It takes a total of 23 days to complete a round of 40 dives. That means we dive two dives a day spaced at least 3 hours apart Monday through Saturday. Sunday's are usually off unless we need to make up a dive. Which I've had to do twice due to being sick.
We rented an apartment for the month and ended up staying in a pretty nice place just outside Charlotte. It's a nice community where everyone walks everywhere.
|Sitting on the couch with Elmo.|
|The living room of our cute little apartment.|
|Diving with Daddy.|
|What the chamber looks like.|
|Fancy building where Charlotte Metro Hyperbarics is located.|
|The lobby with the pretty waterfall. Liam and Norah love this thing.|
|Liam loves getting to watch his favorite movies twice a day.|
|What the controls look like for getting us back and forth on the dive.|
|Video monitor so they can keep an eye on the divers.|
Why do we do this? The short and sweet version is that when the brain is injured is sends out a signal that stem cells can 'hear'. When you put the body under pressure in the chamber it opens up the capillaries and allows the stem cells to move. When you dive to 2.0 ATA it increases the stem cell production by 8 1/2 times allowing those stem cells to move to the injured areas and heal them. Some parts of the brain die off and those areas can not be healed.
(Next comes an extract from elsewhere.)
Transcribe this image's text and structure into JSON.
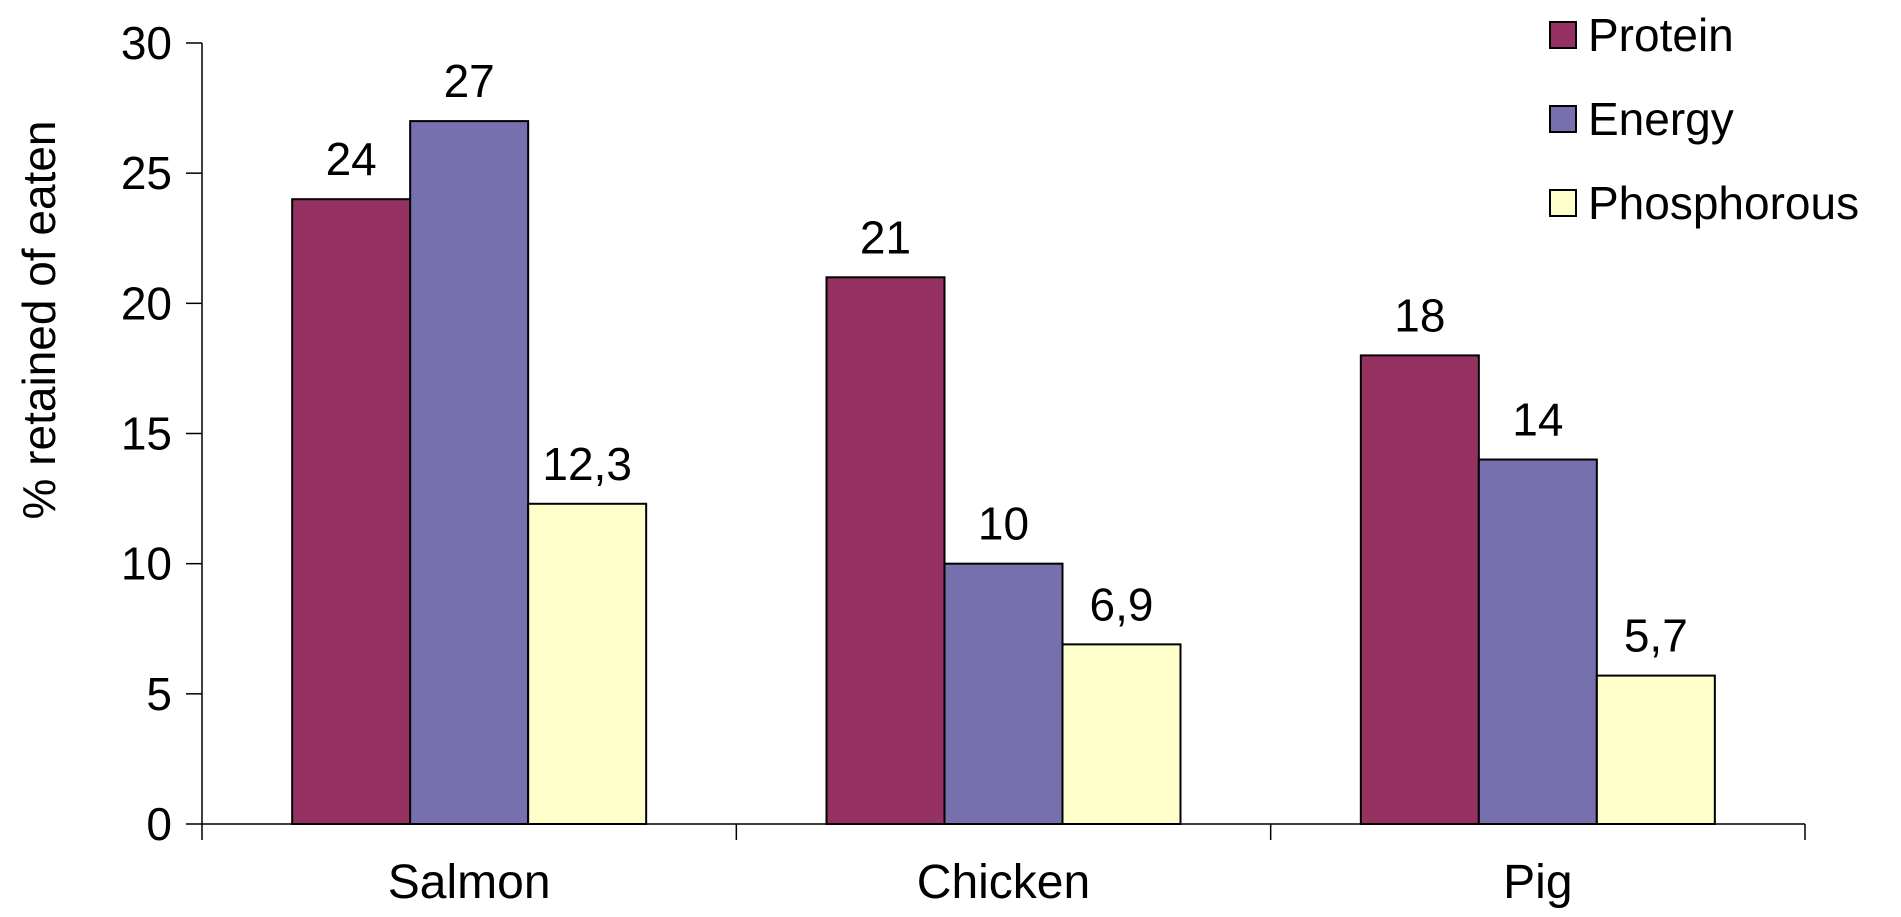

But we know that the brain has a lot of plasticity and can heal and regenerate growth especially in the early years and we have seen good improvements in Liam by doing HBOT.
It takes a bit for the stem cells to get to the damage which is why you usually do a round of 40 and then continue to do dives for as long as you are still seeing positive results.
When we finish up here in Charlotte Liam will have completed 120 dives. His developmental pediatrician said he should get at least 300. But it's pricey and time consuming since we don't have a chamber nearby and not something can be done quickly. But I'm thankful to say we are almost halfway to that goal.